Magnolia 5.7 reached extended end of life on May 31, 2022. Support for this branch is limited, see End-of-life policy. Please note that to cover the extra maintenance effort, this EEoL period is a paid extension in the life of the branch. Customers who opt for the extended maintenance will need a new license key to run future versions of Magnolia 5.7. If you have any questions or to subscribe to the extended maintenance, please get in touch with your local contact at Magnolia.
This page gives an overview about how Magnolia handles security. The page also provides links to sub-pages associated with the security topic.
Overview: JAAS, users, groups, roles and permissions
Magnolia security is based on Java Authentication and Authorization Service (JAAS). JAAS provides a standardized way for:
- Authentication: Reliably and securely determine who is using the system and provide them with means to sign into the application.
- Authorization: Ensure that users have the permissions to do the actions required such as editing pages or creating categories.
The system always checks whether a certain user has the required (set of) permissions to access a certain resource such as a web page, document, template or some other type of data. Permissions such as Access Control Lists (ACLs) are assigned to user roles. The roles can be assigned to groups or directly to the users. Finally, users can be assigned to a group.
For more details please refer also to the following pages:
- Users
- Groups
- Roles and access control lists
- Group and role strategies
- Default roles, groups and users
- Default permissions
Magnolia Security app
Use the Magnolia Security app to administer Users, Groups and Roles with ACLs that Magnolia provides. By default, the app stores the user, group and role data in the users
, usergroups
and userroles
JCR workspaces.
LDAP, CAS
Magnolia also provides connectors to integrate with third-party systems such as LDAP and CAS.
Web access security
Every request sent to Magnolia is checked by the URISecurityFilter.

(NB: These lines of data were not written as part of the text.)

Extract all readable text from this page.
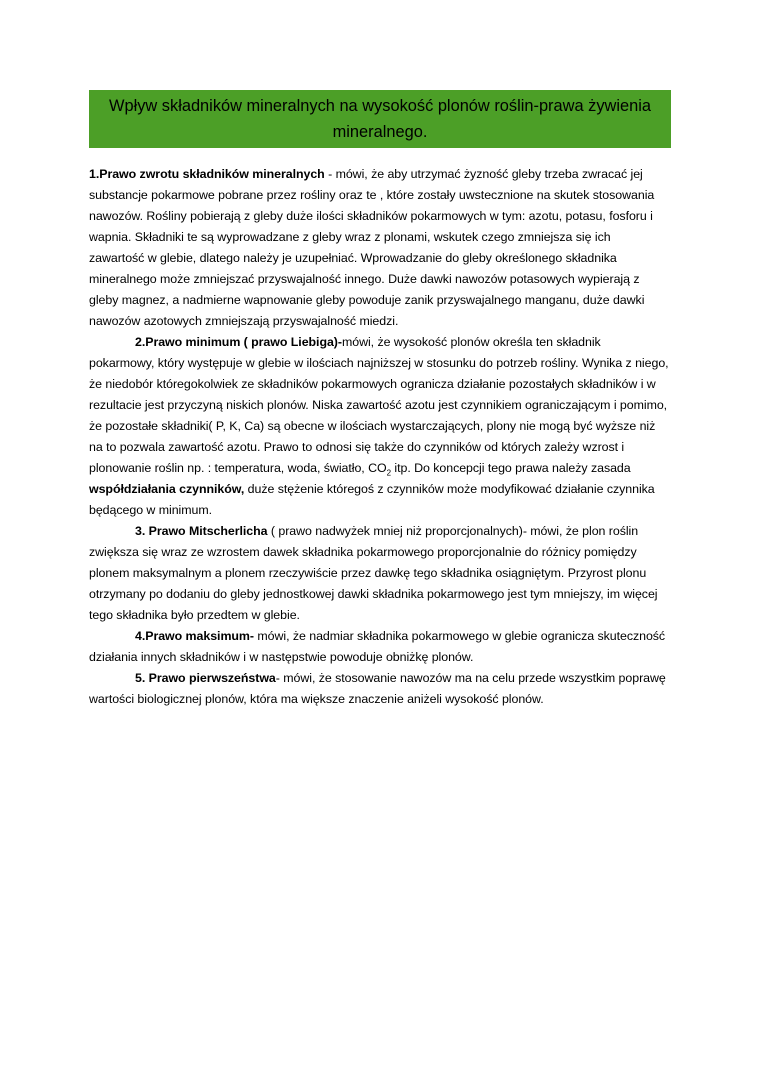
Wpływ składników mineralnych na wysokość plonów roślin-prawa żywienia mineralnego.

1.Prawo zwrotu składników mineralnych - mówi, że aby utrzymać żyzność gleby trzeba zwracać jej substancje pokarmowe pobrane przez rośliny oraz te , które zostały uwstecznione na skutek stosowania nawozów. Rośliny pobierają z gleby duże ilości składników pokarmowych w tym: azotu, potasu, fosforu i wapnia. Składniki te są wyprowadzane z gleby wraz z plonami, wskutek czego zmniejsza się ich zawartość w glebie, dlatego należy je uzupełniać. Wprowadzanie do gleby określonego składnika mineralnego może zmniejszać przyswajalność innego. Duże dawki nawozów potasowych wypierają z gleby magnez, a nadmierne wapnowanie gleby powoduje zanik przyswajalnego manganu, duże dawki nawozów azotowych zmniejszają przyswajalność miedzi.

2.Prawo minimum ( prawo Liebiga)-mówi, że wysokość plonów określa ten składnik pokarmowy, który występuje w glebie w ilościach najniższej w stosunku do potrzeb rośliny. Wynika z niego, że niedobór któregokolwiek ze składników pokarmowych ogranicza działanie pozostałych składników i w rezultacie jest przyczyną niskich plonów. Niska zawartość azotu jest czynnikiem ograniczającym i pomimo, że pozostałe składniki( P, K, Ca) są obecne w ilościach wystarczających, plony nie mogą być wyższe niż na to pozwala zawartość azotu. Prawo to odnosi się także do czynników od których zależy wzrost i plonowanie roślin np. : temperatura, woda, światło, $CO_2$ itp. Do koncepcji tego prawa należy zasada współdziałania czynników, duże stężenie któregoś z czynników może modyfikować działanie czynnika będącego w minimum.

3. Prawo Mitscherlicha ( prawo nadwyżek mniej niż proporcjonalnych)- mówi, że plon roślin zwiększa się wraz ze wzrostem dawek składnika pokarmowego proporcjonalnie do różnicy pomiędzy plonem maksymalnym a plonem rzeczywiście przez dawkę tego składnika osiągniętym. Przyrost plonu otrzymany po dodaniu do gleby jednostkowej dawki składnika pokarmowego jest tym mniejszy, im więcej tego składnika było przedtem w glebie.

4.Prawo maksimum- mówi, że nadmiar składnika pokarmowego w glebie ogranicza skuteczność działania innych składników i w następstwie powoduje obniżkę plonów.

5. Prawo pierwszeństwa- mówi, że stosowanie nawozów ma na celu przede wszystkim poprawę wartości biologicznej plonów, która ma większe znaczenie aniżeli wysokość plonów.
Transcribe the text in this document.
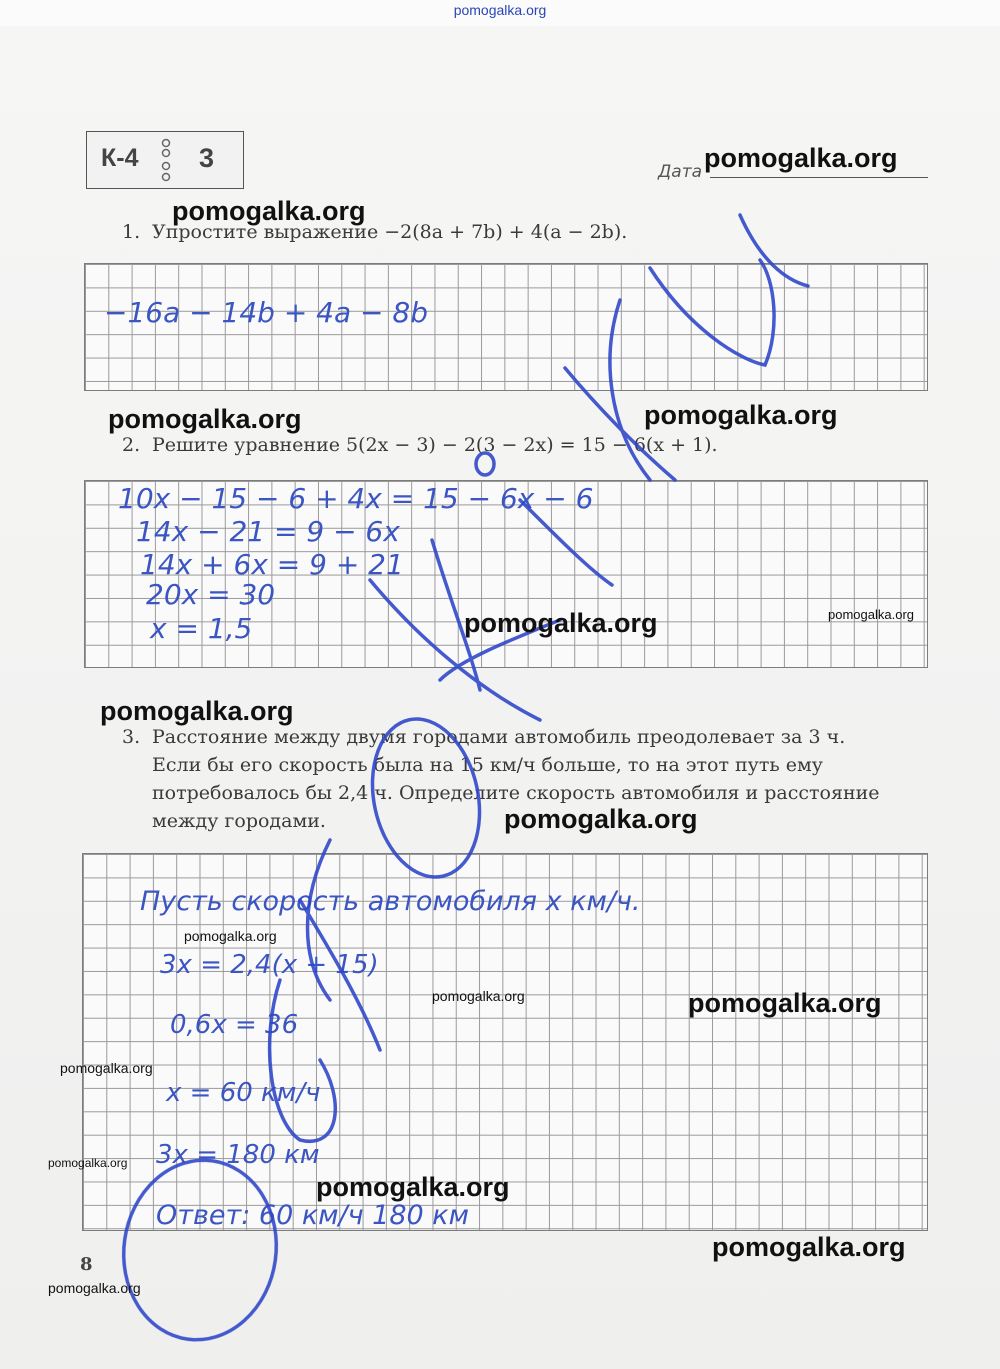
pomogalka.org
К-4 3	Дата
1. Упростите выражение −2(8a + 7b) + 4(a − 2b).
−16a − 14b + 4a − 8b
2. Решите уравнение 5(2x − 3) − 2(3 − 2x) = 15 − 6(x + 1).
10x − 15 − 6 + 4x = 15 − 6x − 6
14x − 21 = 9 − 6x
14x + 6x = 9 + 21
20x = 30
x = 1,5
3. Расстояние между двумя городами автомобиль преодолевает за 3 ч.
Если бы его скорость была на 15 км/ч больше, то на этот путь ему
потребовалось бы 2,4 ч. Определите скорость автомобиля и расстояние
между городами.
Пусть скорость автомобиля x км/ч.
3x = 2,4(x + 15)
0,6x = 36
x = 60 км/ч
3x = 180 км
Ответ: 60 км/ч 180 км
8
pomogalka.org
pomogalka.org
pomogalka.org	pomogalka.org
pomogalka.org	pomogalka.org
pomogalka.org
pomogalka.org
pomogalka.org
pomogalka.org	pomogalka.org
pomogalka.org
pomogalka.org
pomogalka.org
pomogalka.org
pomogalka.org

The filter checks whether the role(s) of the requesting user allow(s) the user to request a given path with the given method. Web permissions are granted as web access lists per role. They grant access to a path for Get or Get & Post. GET
method for a given URI.GET
, PUT
, POST
and DELETE
methods for a given URI.
JCR security
Magnolia uses the Jackrabbit reference implementation of the Java Content Repository (JCR) 2.0 standard. ACL checks are performed at the JCR level. This low-level checking has the following benefits:
- Better performance than checking in the application code.
- Repository can be exposed to third-party apps. Access Control Lists (ACLs) still apply.
- Use JCR API directly without the need to wrap objects.
Content security
Since content and templates are usually customized or completely developed by the users of Magnolia, it is the responsibility of the users to ensure that developed content is not exploitable by cross-site scripting, HTML injection or similar attacks. For templates provided with Magnolia, the system tries to ensure that there are no such vulnerabilities.
Freemarker provides various built-in HTML and JavaScript escaping functions which make it easy to ensure that templates do not suffer from the vulnerabilities mentioned above. In case of any concerns regarding the security, Magnolia Support treats all security related issues with the highest possible urgency and will always try to provide its client with a workaround or temporary fix for the issues should there be any.
HTTP requests
HTTP requests can be accessed either with ctx.getRequest()
(in templates) or with info.magnolia.context.WebContext#getRequest
(in code).
To prevent XSS exploits, the following HTTP request content is always escaped:
- Header values
- Cookie values
- Parameters (names and values)
This policy, introduced with Magnolia 5.7.14, may potentially break code functionality or templates that rely on the original unescaped values.
Developers may unescape header values by using:
cmsfn.unescapeXss()
(in templates)info.magnolia.util.EscapeUtil#unescapeXss(java.lang.String)
(in code)
External security
External security is achieved via servlet container features. The strength of the security depends on the container used to run Magnolia. To improve the security, Magnolia recommends that you run the Apache Web Server or another proxy server in front of the application server.